New and Emerging Specs & Standards (April 2023)
ISO/TR 21636-2:2023 Language coding — A framework for language varieties — Part 2: Description of the framework
Technical Committee: ISO/TC 37/SC 2 Terminology workflow and language coding
“This document, and the ISO 21636 series in general, provides the general principles for the identification and description of varieties of individual human languages. It, therefore, does not apply to: artificial means of communication with or between machines such as programming languages; those means of human communication which are not fully or largely equivalent to human language such as individual symbols or gestures that carry isolated meanings but cannot be freely combined into complex expressions. This document together with the other parts of the ISO 21636 series establishes the dimensions of linguistic variation as well as core values necessary to identify individual varieties in these dimensions or sub-dimensions. This document forms the basis for the other parts by outlining the general framework for language varieties.”
ISO 233-3:2023 Information and documentation — Transliteration of Arabic characters into Latin characters — Part 3: Persian language — Transliteration
Technical Committee: ISO/TC 46 Information and documentation
“This document establishes a system for the transliteration of the Arabic characters (often called Perso-Arabic script) used to write in the Persian language into Latin characters.

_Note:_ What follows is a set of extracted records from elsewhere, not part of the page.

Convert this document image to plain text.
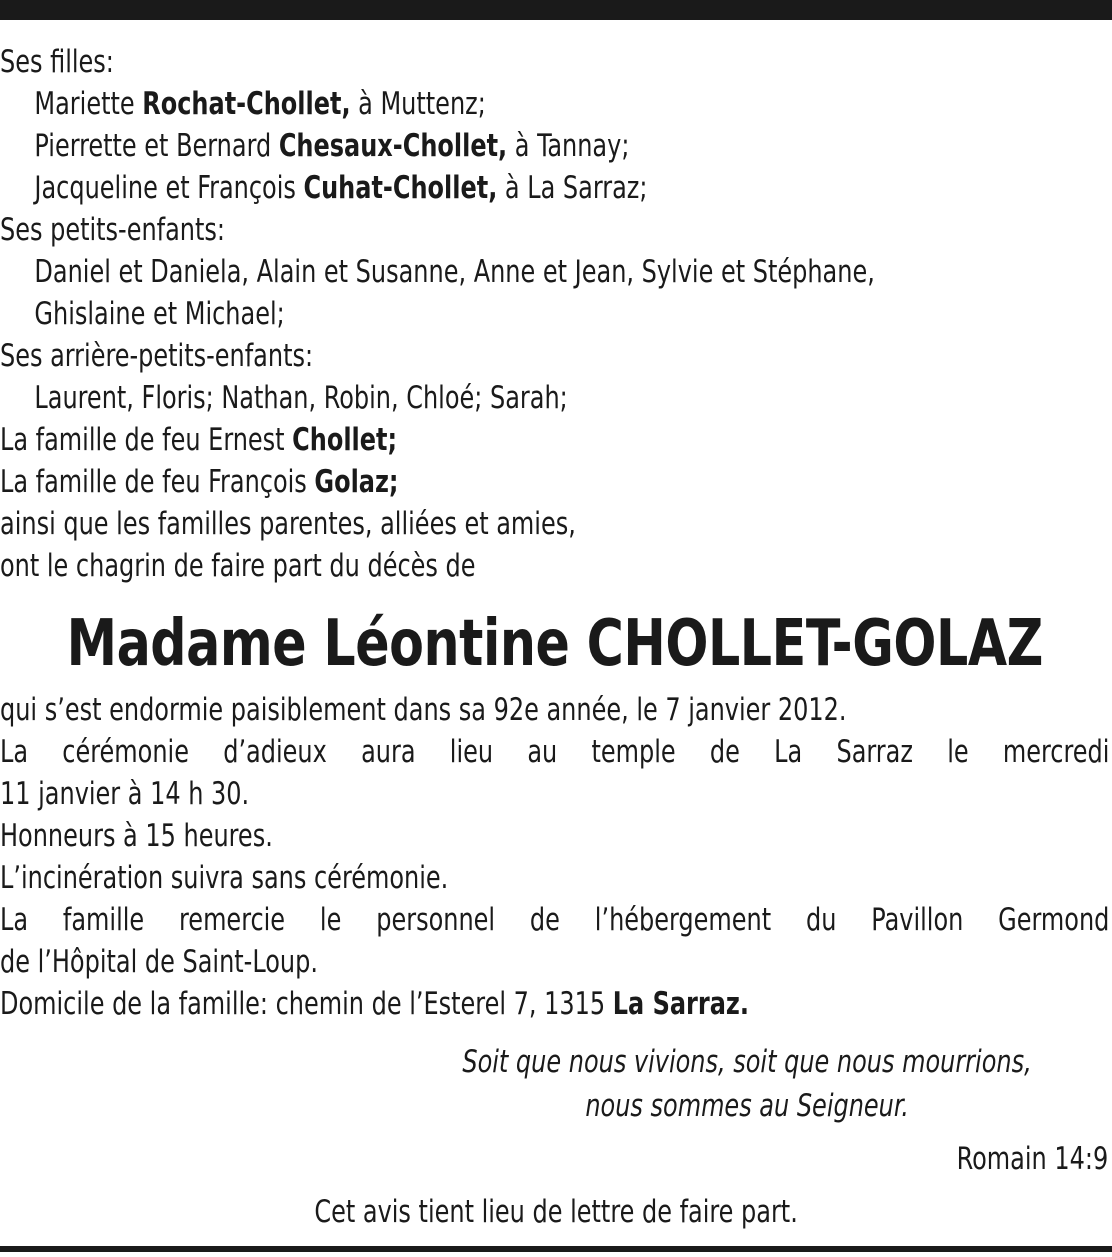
Ses filles:
Mariette Rochat-Chollet, à Muttenz;
Pierrette et Bernard Chesaux-Chollet, à Tannay;
Jacqueline et François Cuhat-Chollet, à La Sarraz;
Ses petits-enfants:
Daniel et Daniela, Alain et Susanne, Anne et Jean, Sylvie et Stéphane,
Ghislaine et Michael;
Ses arrière-petits-enfants:
Laurent, Floris; Nathan, Robin, Chloé; Sarah;
La famille de feu Ernest Chollet;
La famille de feu François Golaz;
ainsi que les familles parentes, alliées et amies,
ont le chagrin de faire part du décès de
Madame Léontine CHOLLET-GOLAZ
qui s’est endormie paisiblement dans sa 92e année, le 7 janvier 2012.
La cérémonie d’adieux aura lieu au temple de La Sarraz le mercredi
11 janvier à 14 h 30.
Honneurs à 15 heures.
L’incinération suivra sans cérémonie.
La famille remercie le personnel de l’hébergement du Pavillon Germond
de l’Hôpital de Saint-Loup.
Domicile de la famille: chemin de l’Esterel 7, 1315 La Sarraz.
Soit que nous vivions, soit que nous mourrions,
nous sommes au Seigneur.
Romain 14:9
Cet avis tient lieu de lettre de faire part.
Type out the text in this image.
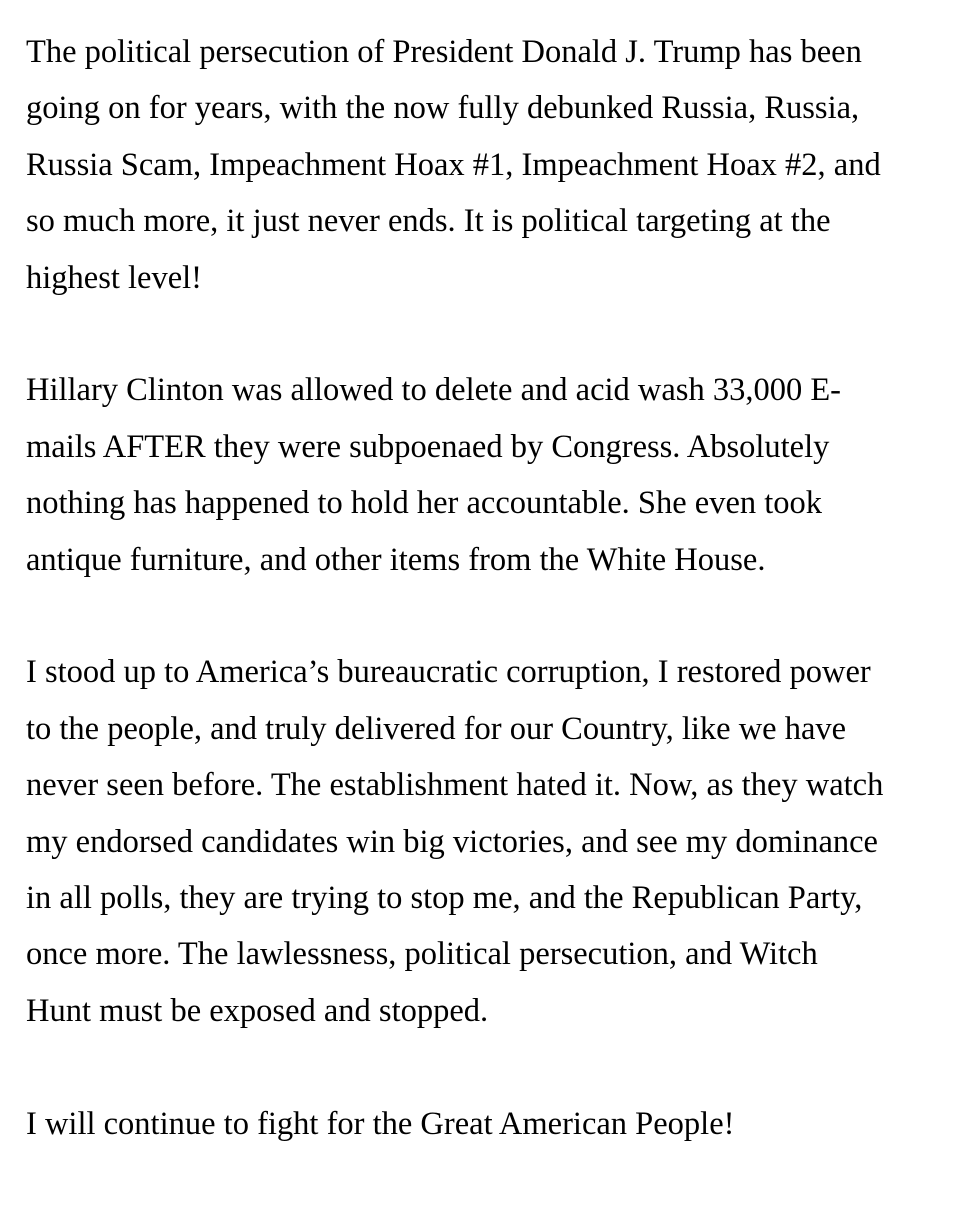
The political persecution of President Donald J. Trump has been
going on for years, with the now fully debunked Russia, Russia,
Russia Scam, Impeachment Hoax #1, Impeachment Hoax #2, and
so much more, it just never ends. It is political targeting at the
highest level!

Hillary Clinton was allowed to delete and acid wash 33,000 E-
mails AFTER they were subpoenaed by Congress. Absolutely
nothing has happened to hold her accountable. She even took
antique furniture, and other items from the White House.

I stood up to America’s bureaucratic corruption, I restored power
to the people, and truly delivered for our Country, like we have
never seen before. The establishment hated it. Now, as they watch
my endorsed candidates win big victories, and see my dominance
in all polls, they are trying to stop me, and the Republican Party,
once more. The lawlessness, political persecution, and Witch
Hunt must be exposed and stopped.

I will continue to fight for the Great American People!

This modification of the stringent rules established by ISO 233:1984 is specifically intended to facilitate the processing of bibliographic information (e.g. catalogues, indices, citations, etc.).”
ISO 8000-51:2023 Data quality — Part 51: Data governance: Exchange of data policy statements
Technical Committee: ISO/IEC JTC 1/SC 38 Cloud computing and distributed platforms
“This document specifies requirements that support the exchange of data governance policy statements and automated conformance testing of data sets to the data specifications referenced by policy statements. The following are within the scope of this document:
requirements for the syntax and semantics of identifiers for organizations issuing data governance policy statements; requirements for the syntax and semantics of identifiers for data governance policy statements; data specifications referenced by data governance policy statements, where those specifications are computer processable. The following are outside the scope of this document: general processes, roles and responsibilities for performing data governance; requirements for the syntax and semantics of data specifications referenced by a data governance policy statement; requirements for the syntax and semantics of data governance policy statements; methods used for the creation of data governance policy statements; methods used for measuring conformance with the requirements referenced by data governance policy statements; methods used for monitoring conformance with the requirements referenced by data governance policy statements.”
Working Group Note: EPUB Type to ARIA Role Authoring Guide 1.1 [W3C]
“The EPUB 3 Working Group has just published the Working Group Note of EPUB Type to ARIA Role Authoring Guide 1.1. This document provides guidance for publishers looking to move from the use of the EPUB 3 epub:type attribute to ARIA roles for accessibility. The epub:type attribute has evolved to aid publisher workflows. It has limited use enabling reading system behaviors outside of some core functionality of EPUB (identifying navigation elements and enhancing media overlay documents). Although it was hoped the attribute would also expose information to assistive technologies, in practice it does not. The primary purpose of the ARIA role attribute, on the other hand, is to expose information to assistive technologies. It is not to facilitate user agent behaviors. This guide addresses key authoring differences to be aware of when migrating to ARIA roles from the epub:type attribute, or when using both attributes together. The goal is to help publishers avoid the pitfalls of applying ARIA roles like they would epub:type semantics and breaking the reading experience for users of assistive technologies.”